24 stars 13 forks source link

RAM error #5

Open GowthamS07 opened 1 year ago

GowthamS07 commented 1 year ago

I am trying to run the models_demo.py code but whenever I try to run the first model that is gru_2d_model the whole code crashes saying it utilised all the RAM, I use Colab Pro which has a RAM of 25 GB, tried to reducing the Channels from 32 to 16 and batch size from 16 to 12 but still the same issue.

Is there any minimum RAM requirements to run this code?

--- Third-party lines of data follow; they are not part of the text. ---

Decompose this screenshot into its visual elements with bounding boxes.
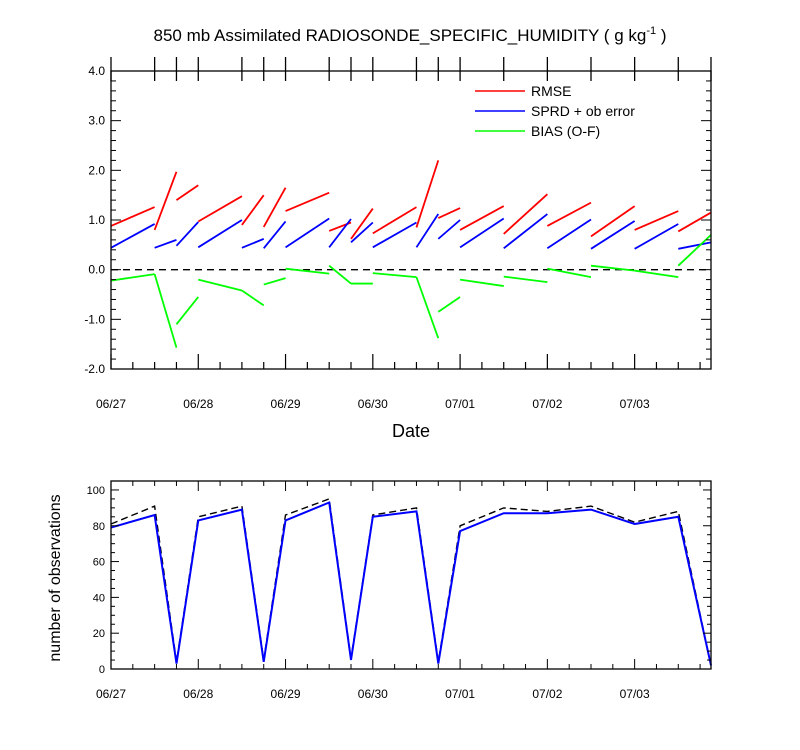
bottom-x-tick-label: 06/28	[183, 687, 213, 701]
series-segment-0-4	[241, 194, 265, 226]
series-segment-2-0	[110, 273, 155, 282]
top-y-tick-label: -2.0	[84, 362, 105, 376]
bottom-x-tick-label: 07/02	[532, 687, 562, 701]
series-segment-1-17	[678, 241, 712, 250]
top-chart-title: 850 mb Assimilated RADIOSONDE_SPECIFIC_H…	[154, 25, 667, 45]
series-segment-2-10	[415, 276, 440, 339]
series-segment-0-5	[262, 187, 287, 228]
series-segment-0-2	[175, 184, 199, 201]
series-segment-0-10	[415, 160, 440, 228]
series-segment-1-8	[350, 221, 374, 244]
series-segment-1-7	[328, 218, 352, 248]
series-segment-2-3	[198, 278, 243, 292]
series-segment-2-4	[241, 289, 265, 307]
series-segment-2-13	[503, 275, 548, 283]
top-x-tick-label: 06/27	[96, 397, 126, 411]
series-segment-1-13	[503, 213, 548, 250]
series-segment-2-17	[677, 234, 712, 267]
series-segment-2-11	[437, 296, 461, 313]
series-segment-2-9	[372, 272, 417, 279]
bottom-y-tick-label: 80	[93, 521, 105, 533]
series-segment-1-4	[241, 238, 265, 249]
series-segment-2-1	[153, 273, 178, 348]
top-x-tick-label: 07/01	[445, 397, 475, 411]
bottom-y-tick-label: 20	[93, 628, 105, 640]
top-y-tick-label: 2.0	[88, 163, 105, 177]
bottom-y-tick-label: 60	[93, 557, 105, 569]
series-segment-0-8	[350, 208, 374, 240]
series-segment-0-14	[546, 201, 592, 227]
bottom-y-tick-label: 0	[99, 664, 105, 676]
top-y-tick-label: 1.0	[88, 213, 105, 227]
series-segment-1-2	[175, 221, 199, 247]
series-segment-0-17	[677, 211, 712, 233]
series-segment-0-16	[634, 210, 679, 231]
series-segment-2-12	[459, 278, 504, 287]
series-segment-2-15	[590, 264, 635, 272]
bottom-x-tick-label: 07/03	[620, 687, 650, 701]
series-segment-0-15	[590, 205, 636, 238]
bottom-y-tick-label: 40	[93, 592, 105, 604]
series-segment-0-6	[285, 191, 330, 212]
top-x-tick-label: 06/28	[183, 397, 213, 411]
top-y-tick-label: 4.0	[88, 64, 105, 78]
series-segment-2-14	[547, 267, 592, 279]
series-segment-1-5	[263, 220, 287, 249]
top-x-tick-label: 06/29	[271, 397, 301, 411]
bottom-plot-frame	[110, 480, 712, 670]
obs-series-possible	[110, 497, 712, 666]
series-segment-1-6	[285, 217, 330, 249]
series-segment-0-1	[153, 171, 178, 231]
bottom-x-tick-label: 06/27	[96, 687, 126, 701]
legend: RMSE SPRD + ob error BIAS (O-F)	[475, 83, 635, 139]
series-segment-2-2	[175, 296, 199, 325]
series-segment-2-5	[263, 277, 286, 286]
series-segment-0-13	[503, 193, 548, 235]
series-segment-1-14	[546, 218, 592, 250]
top-y-tick-label: 3.0	[88, 114, 105, 128]
bottom-x-tick-label: 06/30	[358, 687, 388, 701]
series-segment-0-0	[110, 206, 155, 227]
series-segment-1-16	[634, 223, 679, 250]
series-segment-1-15	[590, 220, 636, 250]
bottom-x-tick-label: 07/01	[445, 687, 475, 701]
series-segment-1-10	[415, 213, 440, 248]
obs-series-assimilated	[110, 501, 712, 666]
top-chart: -2.0 -1.0 0.0 1.0 2.0 3.0 4.0 06/27 06/28 06/29 06…	[84, 57, 712, 411]
top-x-tick-label: 06/30	[358, 397, 388, 411]
series-segment-1-9	[372, 221, 417, 249]
series-segment-1-3	[197, 219, 243, 249]
series-segment-0-3	[197, 195, 243, 223]
series-segment-1-1	[154, 239, 177, 249]
series-segment-2-16	[634, 269, 679, 279]
series-segment-0-9	[372, 206, 417, 235]
bottom-x-tick-label: 06/29	[271, 687, 301, 701]
top-x-tick-label: 07/03	[620, 397, 650, 411]
series-segment-1-0	[110, 223, 156, 249]
series-segment-0-12	[459, 205, 505, 231]
bottom-y-tick-label: 100	[87, 485, 105, 497]
series-segment-2-6	[285, 267, 330, 275]
series-sprd-ob-error	[110, 213, 712, 250]
bottom-y-axis-label: number of observations	[47, 494, 64, 661]
top-x-axis-label: Date	[392, 421, 430, 441]
top-y-tick-label: -1.0	[84, 312, 105, 326]
series-segment-1-11	[437, 219, 461, 240]
legend-label-bias: BIAS (O-F)	[531, 123, 600, 139]
top-x-tick-label: 07/02	[532, 397, 562, 411]
top-y-tick-label: 0.0	[88, 263, 105, 277]
bottom-chart: 0 20 40 60 80 100 06/27 06/28 06/29 06/30 07/01 07/…	[87, 480, 712, 701]
legend-label-sprd: SPRD + ob error	[531, 103, 635, 119]
series-segment-2-7	[328, 264, 352, 285]
legend-label-rmse: RMSE	[531, 83, 571, 99]
series-segment-1-12	[459, 217, 505, 249]
series-rmse	[110, 160, 712, 240]
series-bias-o-f	[110, 234, 712, 348]
series-segment-0-11	[437, 207, 461, 219]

I don't exactly know what image or code to add for extra details so please let me know if anything to be added, ill be happy to

pollytur commented 1 year ago

the batch size could be even smaller (like 8, this usually does not usually degrades the performance too much) you could also use less then 150 frames in the dataloaders, this would noticeable save the memory as well As a rough estimation - for batch size 8 and 32 channels we used the 24Gb GPU and it worked

Hope this helps

GowthamS07 commented 1 year ago

Screenshot (56)

I have reduced the batch size to 2, and the Frames are just 60 and even though explicitly mentioned to move model and data to GPU, as you can see the GPU is never being used only the CPU RAM is being used

pollytur commented 1 year ago

could you please confirm that you mentioned cuda or cuda:0 in both dataset config and trainer config?

data_loaders = mouse_video_loader(
    paths=paths,
    batch_size=8,
    scale=1,
    max_frame=None,
    frames=60, # frames has to be > 50. If it fits on your gpu, we recommend 150
    offset=-1,
    include_behavior=True,
    include_pupil_centers=True,
    cuda='cuda:0',
)

and

trainer_config = {
    'dataloaders' : data_loaders,
    'seed' : 111,
    'use_wandb' : False,
    'verbose': True,
    'lr_decay_steps': 4,
    'lr_init': 0.005,
    'device' : "cuda:0",
    'detach_core' : False,
    'deeplake_ds' : False,
                 }

Dauriel commented 1 year ago

I am encountering the same issue. Device is set to 'cuda' in both trainer config and dataset config, batch size is minimal, but ram leaks somewhere and it keeps increasing as training progresses until it inevitably crashes.